Every once in a while I run into an issue where the remote host server identification has changed because of a re-install or other reasons. This comes with an error like:
$ ssh root@127.0.0.1
@@@@@@@@@@@@@@@@@@@@@@@@@@@@@@@@@@@@@@@@@@@@@@@@@@@@@@@@@@@
@ WARNING: REMOTE HOST IDENTIFICATION HAS CHANGED! @
@@@@@@@@@@@@@@@@@@@@@@@@@@@@@@@@@@@@@@@@@@@@@@@@@@@@@@@@@@@
IT IS POSSIBLE THAT SOMEONE IS DOING SOMETHING NASTY!
Someone could be eavesdropping on you right now (man-in-the-middle attack)!
It is also possible that the RSA host key has just been changed.

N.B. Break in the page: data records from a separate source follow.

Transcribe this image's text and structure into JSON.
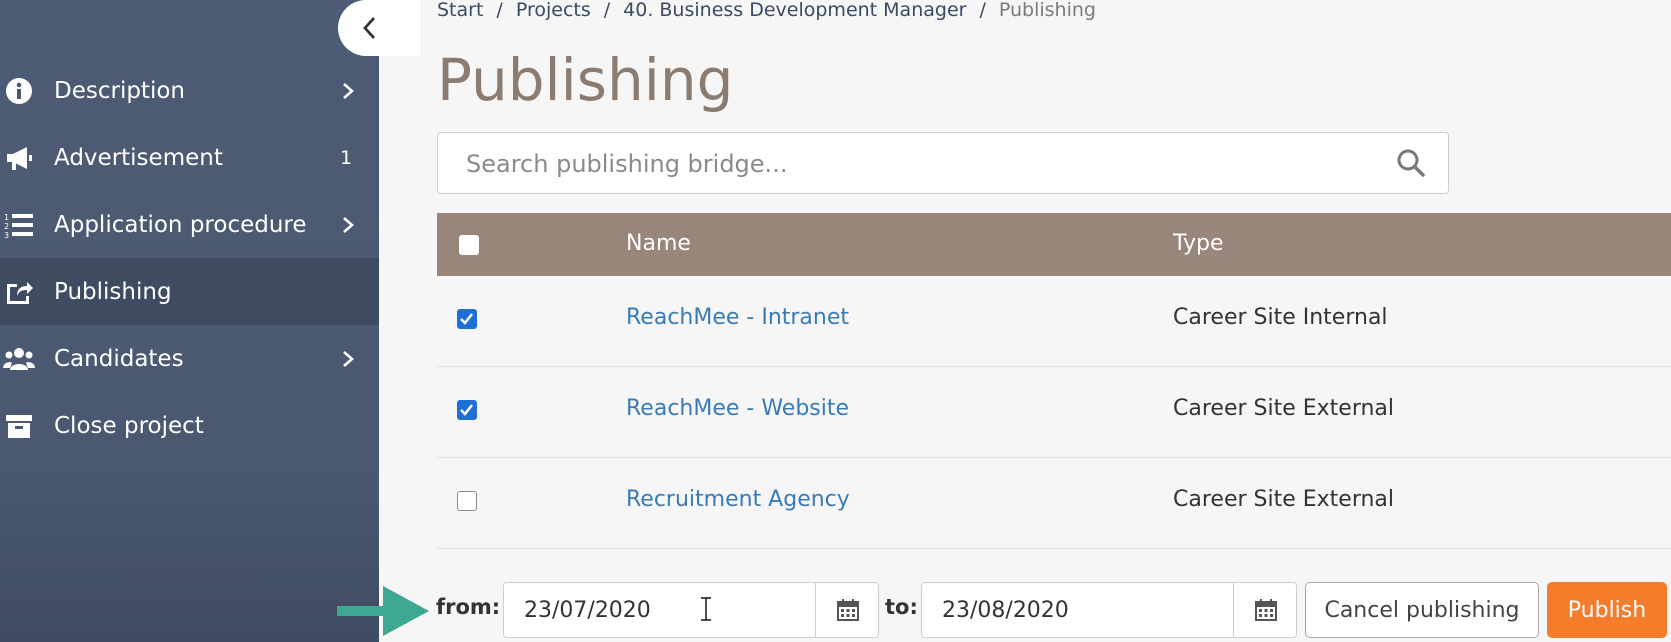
{
  "breadcrumb": {
    "items": [
      "Start",
      "Projects",
      "40. Business Development Manager",
      "Publishing"
    ],
    "separator": "/"
  },
  "page_title": "Publishing",
  "sidebar": {
    "items": [
      {
        "label": "Description",
        "icon": "info-circle-icon",
        "chevron": true
      },
      {
        "label": "Advertisement",
        "icon": "megaphone-icon",
        "badge": "1"
      },
      {
        "label": "Application procedure",
        "icon": "ordered-list-icon",
        "chevron": true
      },
      {
        "label": "Publishing",
        "icon": "share-square-icon",
        "active": true
      },
      {
        "label": "Candidates",
        "icon": "users-icon",
        "chevron": true
      },
      {
        "label": "Close project",
        "icon": "archive-box-icon"
      }
    ]
  },
  "search": {
    "placeholder": "Search publishing bridge..."
  },
  "table": {
    "columns": [
      "Name",
      "Type"
    ],
    "rows": [
      {
        "checked": true,
        "name": "ReachMee - Intranet",
        "type": "Career Site Internal"
      },
      {
        "checked": true,
        "name": "ReachMee - Website",
        "type": "Career Site External"
      },
      {
        "checked": false,
        "name": "Recruitment Agency",
        "type": "Career Site External"
      }
    ]
  },
  "publish_form": {
    "from_label": "from:",
    "from_value": "23/07/2020",
    "to_label": "to:",
    "to_value": "23/08/2020",
    "cancel_label": "Cancel publishing",
    "publish_label": "Publish"
  },
  "colors": {
    "sidebar": "#4a5871",
    "table_header": "#978679",
    "title": "#8c7b6f",
    "link": "#3a7bb6",
    "publish": "#f47c2a",
    "arrow": "#3fa893"
  }
}
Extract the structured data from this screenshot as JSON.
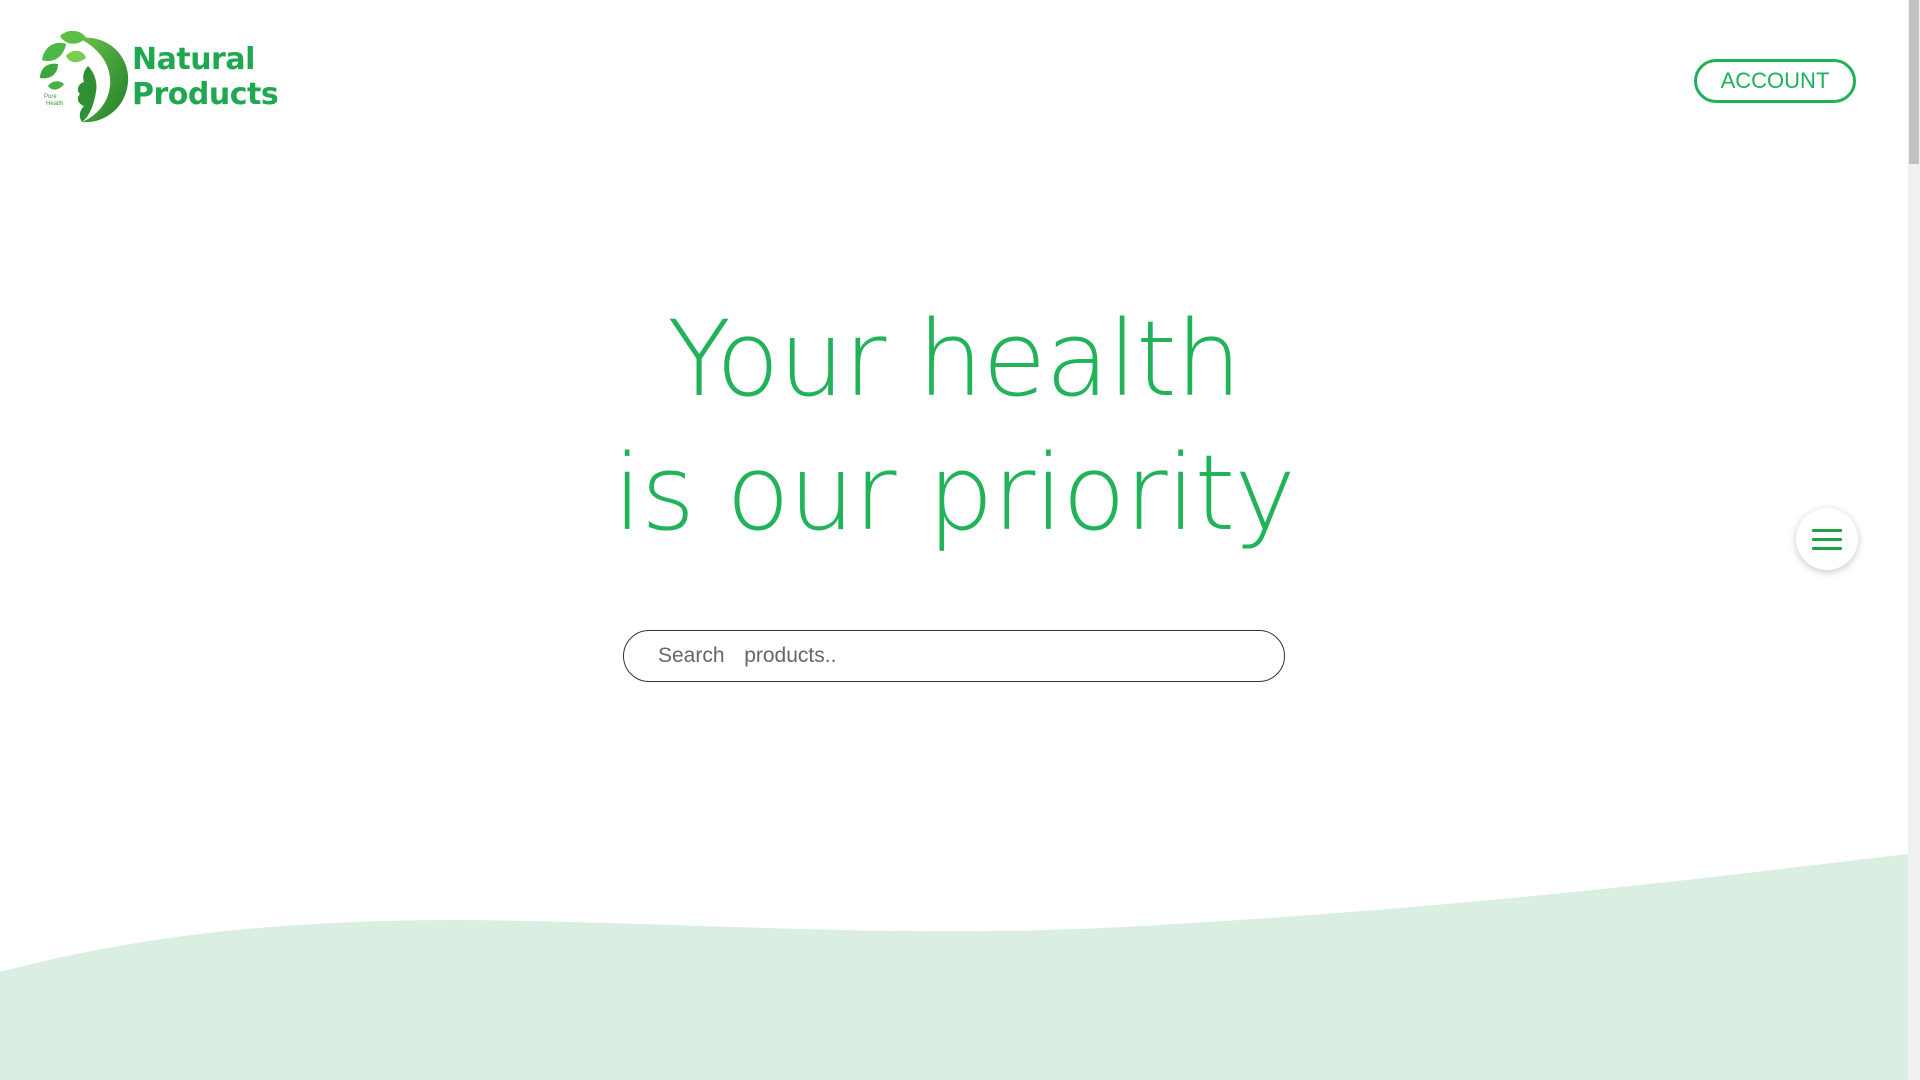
{
  "header": {
    "logo": {
      "tagline": "Pure Health",
      "line1": "Natural",
      "line2": "Products"
    },
    "account_label": "ACCOUNT"
  },
  "hero": {
    "title_line1": "Your health",
    "title_line2": "is our priority"
  },
  "search": {
    "placeholder": "Search  products..",
    "value": ""
  },
  "menu_button": {
    "icon": "hamburger-menu-icon"
  },
  "colors": {
    "brand_green": "#22b25a",
    "button_border": "#1fb05a",
    "wave_fill": "#daeee2"
  }
}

The fingerprint for the RSA key sent by the remote host is
2c:af:ca:27:89:36:c0:03:c6:9f:43:74:1e:8e:3a:0d.
Please contact your system administrator.
Add correct host key in /home/kit/.ssh/known_hosts to get rid of this message.
Offending key in /home/kit/.ssh/known_hosts:44
RSA host key for 127.0.0.1 has changed and you have requested strict checking.
Host key verification failed.
In Ubuntu you can fix this by running ssh-keygen with the -R flag, removing the key causing the problem.